Pada penelitian oleh Muhammad Michael Kahfi dan Arlina Permanasari dengan metode penelitian normatif yang berjudul “Analisis Penggunaan Rudal X-22 Dalam Perang

Rusia Ukraina Menurut Hukum Humaniter Internasional”.20 Penelitian membahas akan legalitas penggunaan alat dan cara berperang yang diatur dalam hukum humaniter internasional melalui Pasal 22-23 Hague Regulations 1907, Pasal 35 dan Bagian II – IV dari Protokol Tambahan I 1977. Dapat disimpulkan bahwa rudal X-22 sendiri adalah senjata konvensional yang dapat digunakan dalam berperang namun penggunaannya tetap harus mematuhi prinsip dasar penggunaan alat dan cara berperang serta prinsip-prinsip hukum humaniter lainnya.

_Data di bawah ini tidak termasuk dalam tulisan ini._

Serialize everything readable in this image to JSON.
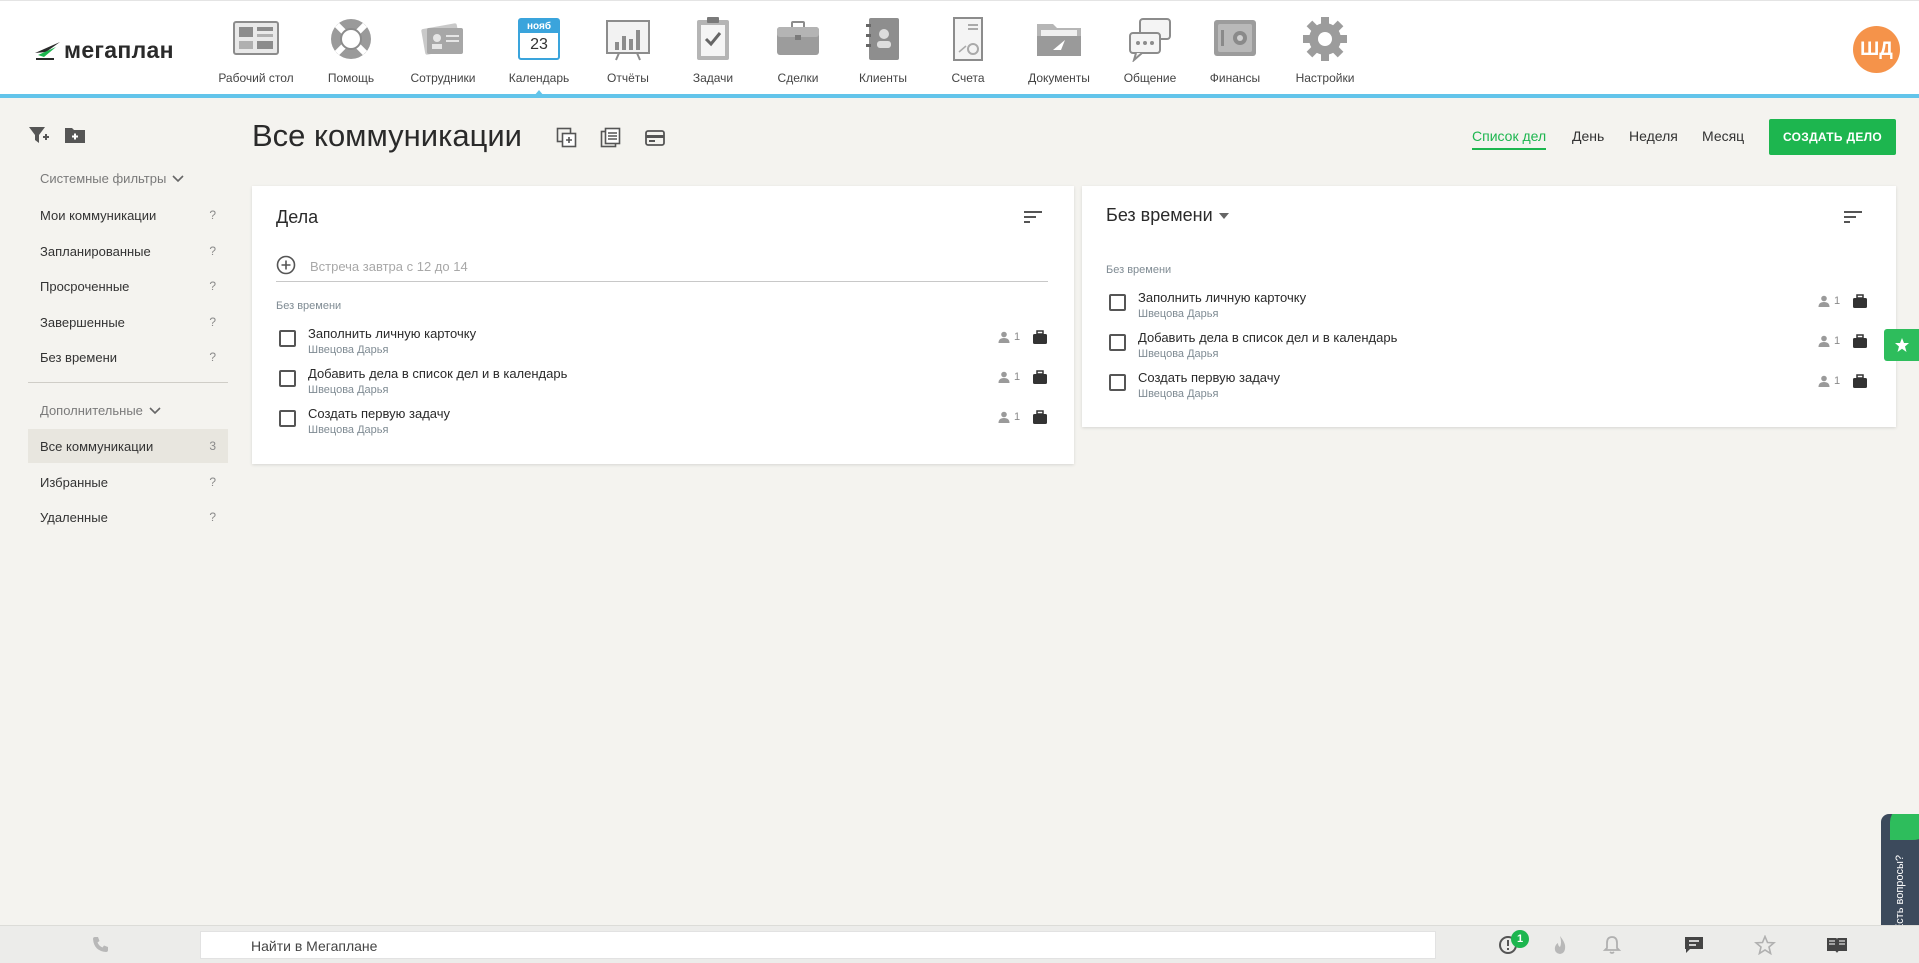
{
  "app": {
    "logo_text": "мегаплан",
    "user_initials": "ШД",
    "accent_color": "#1db64f",
    "topbar_accent": "#62c4ea",
    "avatar_color": "#f5934a"
  },
  "nav": {
    "items": [
      {
        "label": "Рабочий стол",
        "icon": "desktop-icon"
      },
      {
        "label": "Помощь",
        "icon": "lifebuoy-icon"
      },
      {
        "label": "Сотрудники",
        "icon": "id-cards-icon"
      },
      {
        "label": "Календарь",
        "icon": "calendar-icon",
        "month": "нояб",
        "day": "23"
      },
      {
        "label": "Отчёты",
        "icon": "report-chart-icon"
      },
      {
        "label": "Задачи",
        "icon": "clipboard-check-icon"
      },
      {
        "label": "Сделки",
        "icon": "briefcase-icon"
      },
      {
        "label": "Клиенты",
        "icon": "address-book-icon"
      },
      {
        "label": "Счета",
        "icon": "invoice-icon"
      },
      {
        "label": "Документы",
        "icon": "folder-icon"
      },
      {
        "label": "Общение",
        "icon": "chat-bubbles-icon"
      },
      {
        "label": "Финансы",
        "icon": "safe-icon"
      },
      {
        "label": "Настройки",
        "icon": "gear-icon"
      }
    ]
  },
  "sidebar": {
    "system_filters_title": "Системные фильтры",
    "system_items": [
      {
        "label": "Мои коммуникации",
        "count": "?"
      },
      {
        "label": "Запланированные",
        "count": "?"
      },
      {
        "label": "Просроченные",
        "count": "?"
      },
      {
        "label": "Завершенные",
        "count": "?"
      },
      {
        "label": "Без времени",
        "count": "?"
      }
    ],
    "extra_title": "Дополнительные",
    "extra_items": [
      {
        "label": "Все коммуникации",
        "count": "3"
      },
      {
        "label": "Избранные",
        "count": "?"
      },
      {
        "label": "Удаленные",
        "count": "?"
      }
    ]
  },
  "header": {
    "title": "Все коммуникации",
    "views": [
      "Список дел",
      "День",
      "Неделя",
      "Месяц"
    ],
    "active_view": "Список дел",
    "create_button": "СОЗДАТЬ ДЕЛО"
  },
  "left_card": {
    "title": "Дела",
    "add_placeholder": "Встреча завтра с 12 до 14",
    "group_label": "Без времени",
    "tasks": [
      {
        "name": "Заполнить личную карточку",
        "owner": "Швецова Дарья",
        "people": "1"
      },
      {
        "name": "Добавить дела в список дел и в календарь",
        "owner": "Швецова Дарья",
        "people": "1"
      },
      {
        "name": "Создать первую задачу",
        "owner": "Швецова Дарья",
        "people": "1"
      }
    ]
  },
  "right_card": {
    "title": "Без времени",
    "group_label": "Без времени",
    "tasks": [
      {
        "name": "Заполнить личную карточку",
        "owner": "Швецова Дарья",
        "people": "1"
      },
      {
        "name": "Добавить дела в список дел и в календарь",
        "owner": "Швецова Дарья",
        "people": "1"
      },
      {
        "name": "Создать первую задачу",
        "owner": "Швецова Дарья",
        "people": "1"
      }
    ]
  },
  "help_widget": {
    "label": "Есть вопросы?"
  },
  "bottombar": {
    "search_placeholder": "Найти в Мегаплане",
    "alerts_badge": "1"
  }
}
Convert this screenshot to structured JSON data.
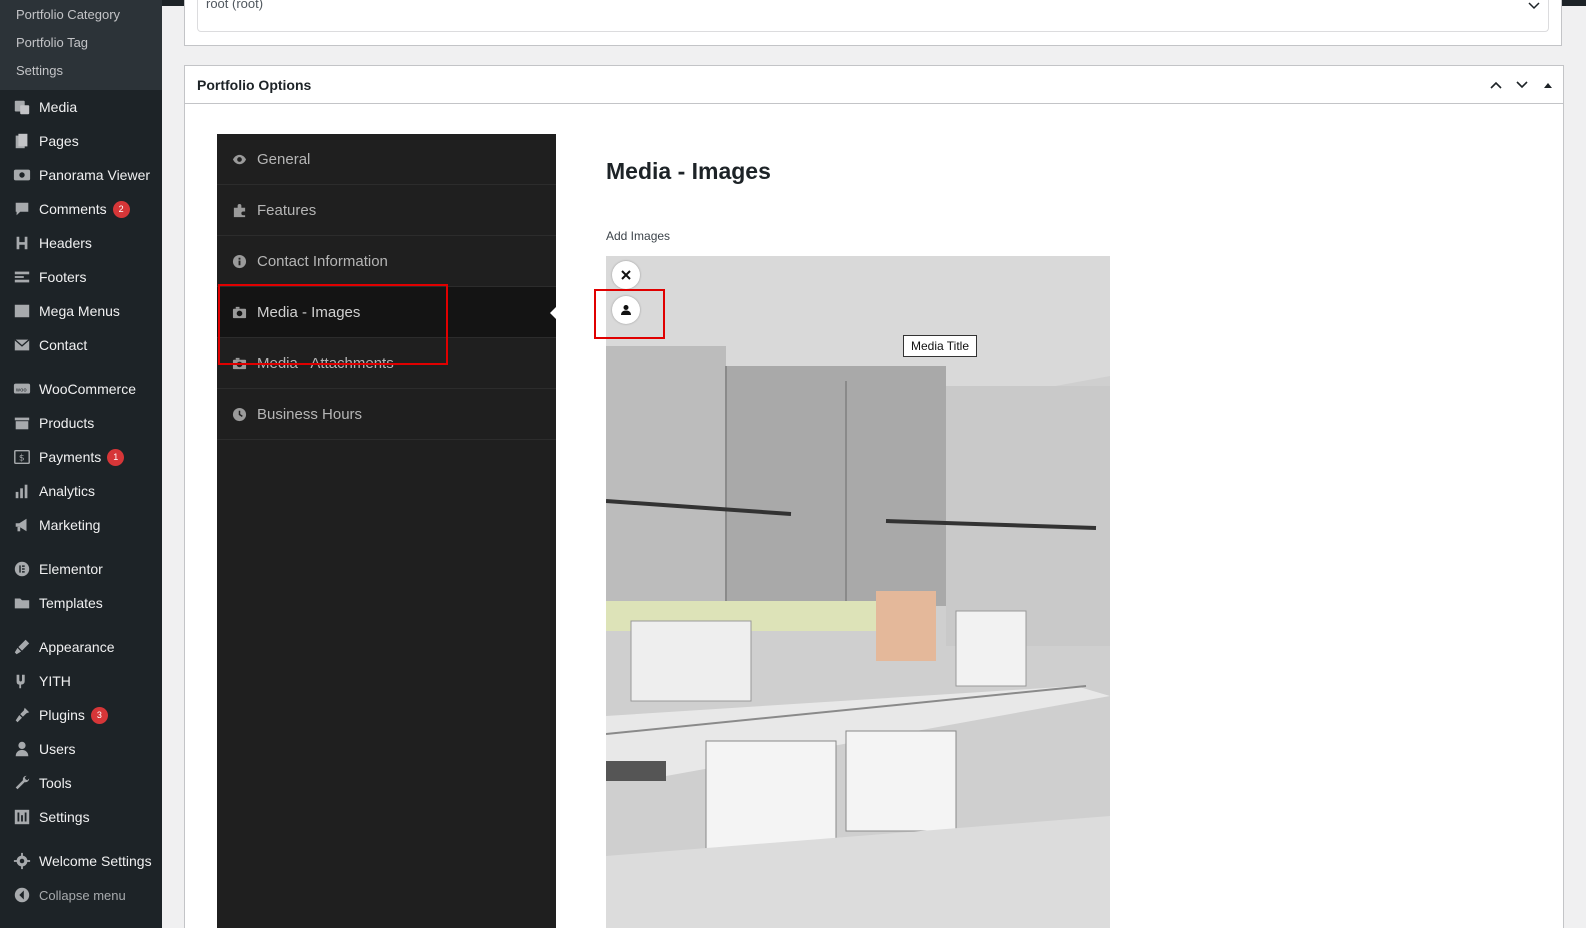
{
  "sidebar": {
    "submenu": [
      "Portfolio Category",
      "Portfolio Tag",
      "Settings"
    ],
    "items": [
      {
        "label": "Media",
        "icon": "media-icon"
      },
      {
        "label": "Pages",
        "icon": "pages-icon"
      },
      {
        "label": "Panorama Viewer",
        "icon": "panorama-icon"
      },
      {
        "label": "Comments",
        "icon": "comments-icon",
        "badge": "2"
      },
      {
        "label": "Headers",
        "icon": "headers-icon"
      },
      {
        "label": "Footers",
        "icon": "footers-icon"
      },
      {
        "label": "Mega Menus",
        "icon": "mega-menus-icon"
      },
      {
        "label": "Contact",
        "icon": "contact-icon"
      },
      {
        "label": "WooCommerce",
        "icon": "woocommerce-icon"
      },
      {
        "label": "Products",
        "icon": "products-icon"
      },
      {
        "label": "Payments",
        "icon": "payments-icon",
        "badge": "1"
      },
      {
        "label": "Analytics",
        "icon": "analytics-icon"
      },
      {
        "label": "Marketing",
        "icon": "marketing-icon"
      },
      {
        "label": "Elementor",
        "icon": "elementor-icon"
      },
      {
        "label": "Templates",
        "icon": "templates-icon"
      },
      {
        "label": "Appearance",
        "icon": "appearance-icon"
      },
      {
        "label": "YITH",
        "icon": "yith-icon"
      },
      {
        "label": "Plugins",
        "icon": "plugins-icon",
        "badge": "3"
      },
      {
        "label": "Users",
        "icon": "users-icon"
      },
      {
        "label": "Tools",
        "icon": "tools-icon"
      },
      {
        "label": "Settings",
        "icon": "settings-icon"
      },
      {
        "label": "Welcome Settings",
        "icon": "welcome-settings-icon"
      }
    ],
    "collapse_label": "Collapse menu"
  },
  "parent_select": {
    "value": "root (root)"
  },
  "options_box": {
    "title": "Portfolio Options",
    "tabs": [
      {
        "label": "General",
        "icon": "eye-icon"
      },
      {
        "label": "Features",
        "icon": "puzzle-icon"
      },
      {
        "label": "Contact Information",
        "icon": "info-icon"
      },
      {
        "label": "Media - Images",
        "icon": "camera-icon",
        "active": true
      },
      {
        "label": "Media - Attachments",
        "icon": "camera-icon"
      },
      {
        "label": "Business Hours",
        "icon": "clock-icon"
      }
    ],
    "section_title": "Media - Images",
    "add_images_label": "Add Images",
    "tooltip": "Media Title"
  },
  "colors": {
    "sidebar_bg": "#1d2327",
    "badge": "#d63638",
    "highlight": "#e00000",
    "tabs_bg": "#1f1f1f"
  }
}
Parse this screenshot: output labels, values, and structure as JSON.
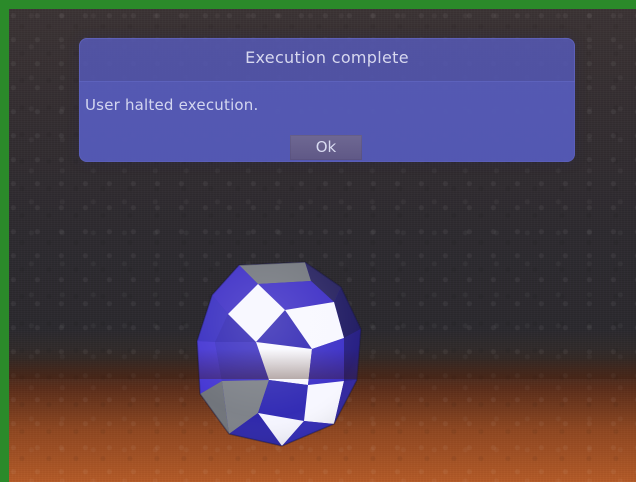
{
  "dialog": {
    "title": "Execution complete",
    "message": "User halted execution.",
    "ok_label": "Ok"
  },
  "colors": {
    "frame": "#2b8a2a",
    "dialog_bg": "#5558b2",
    "dialog_body": "#5a5fbf",
    "button_bg": "#706991",
    "text": "#d7d8ef",
    "ball_blue": "#3429b7",
    "ball_white": "#f8f8ff",
    "ball_gray": "#7a7f86"
  },
  "icons": {
    "ball": "checkered-ball-icon"
  }
}
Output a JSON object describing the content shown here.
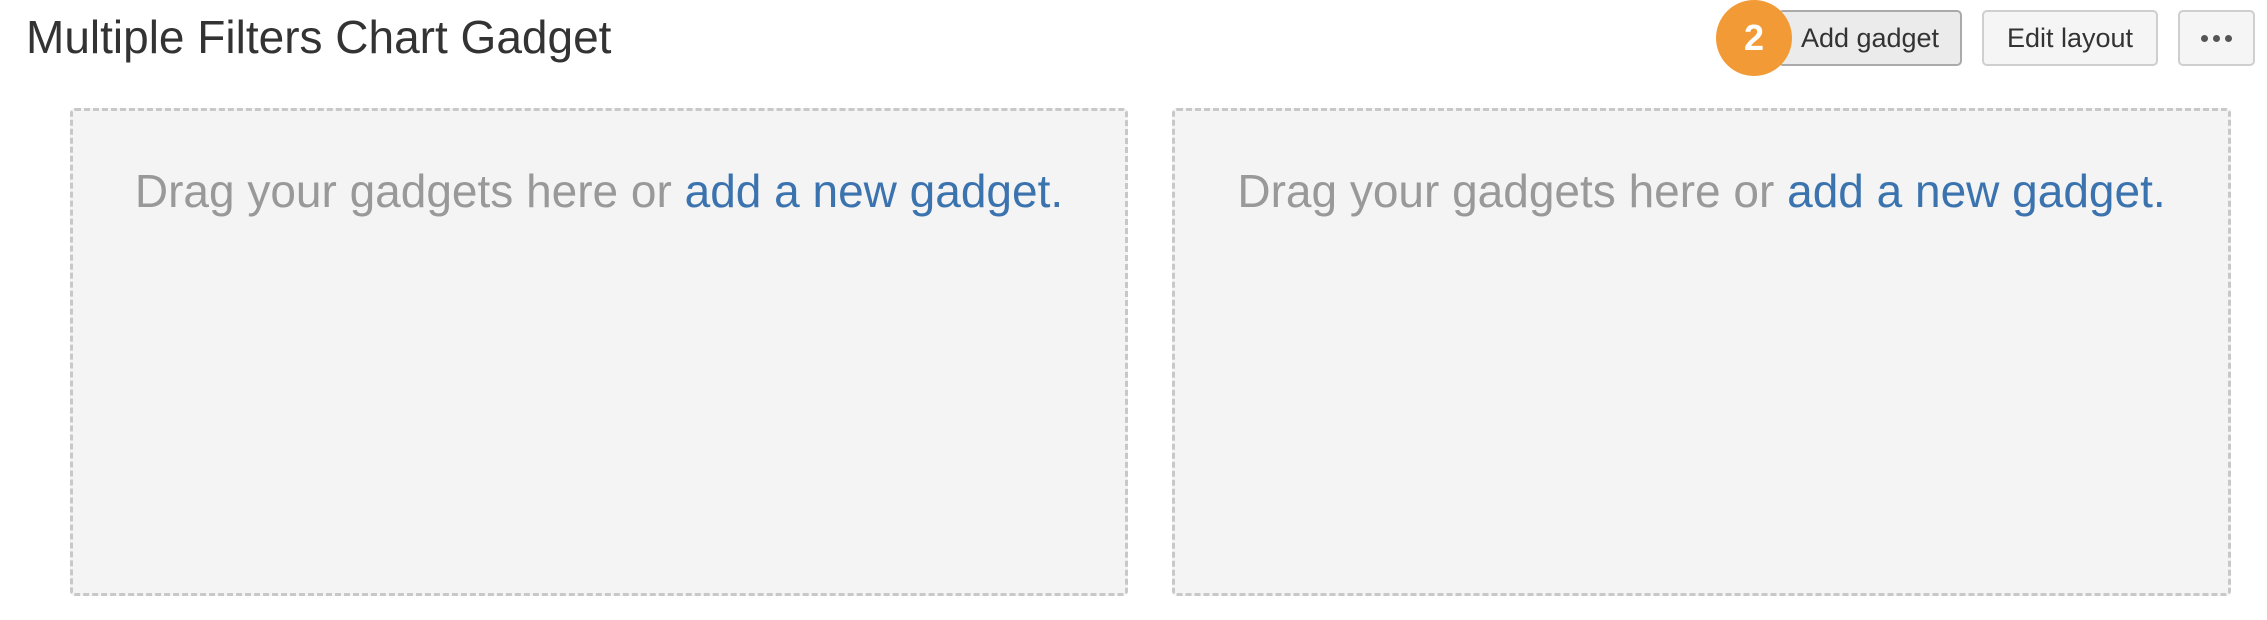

Berdasarkan beberapa penelitian terdahulu dapat diketahui bahwa belum terdapat penelitian dengan pembahasan secara spesifik yang akan dipaparkan dalam penelitian ini. Penelitian ini berjudul “Invasi Rusia Ke Ukraina 2022: Perspektif Hukum Humaniter Internasional.” Penulis akan mengawali penelitian ini dengan memaparkan pengertian dasar dari HHI dan MPI dalam analisis Invasi Rusia ke Ukraina 2022 dalam perspektif Hukum Humaniter Internasional dan menganalisis wewenang dan tindakan MPI terhadap konflik ini ditinjau dari perspektif keilmuan Hukum Humaniter Internasional.

  • 1.2    Rumusan Masalah

Rumusan masalah yang akan dibahas berdasarkan latar belakang dalam penelitian ini adalah:

  • 1.    Bagaimana Invasi Rusia ke Ukraina tahun 2022 dalam perspektif Hukum Humaniter Internasional?

  • 2.    Bagaimanakah wewenang dan tindakan MPI terhadap konflik ini?

  • 1.3    Tujuan Penulisan

Tujuan dari penelitian ini untuk memahami dasar dari HHI dan MPI dalam analisis konflik Rusia dan ukraina melalui perspektif Hukum Humaniter Internasional dan menganalisis wewenang dan tindakan MPI terhadap konflik ini ditinjau dari sudut pandang keilmuan Hukum Humaniter Internasional.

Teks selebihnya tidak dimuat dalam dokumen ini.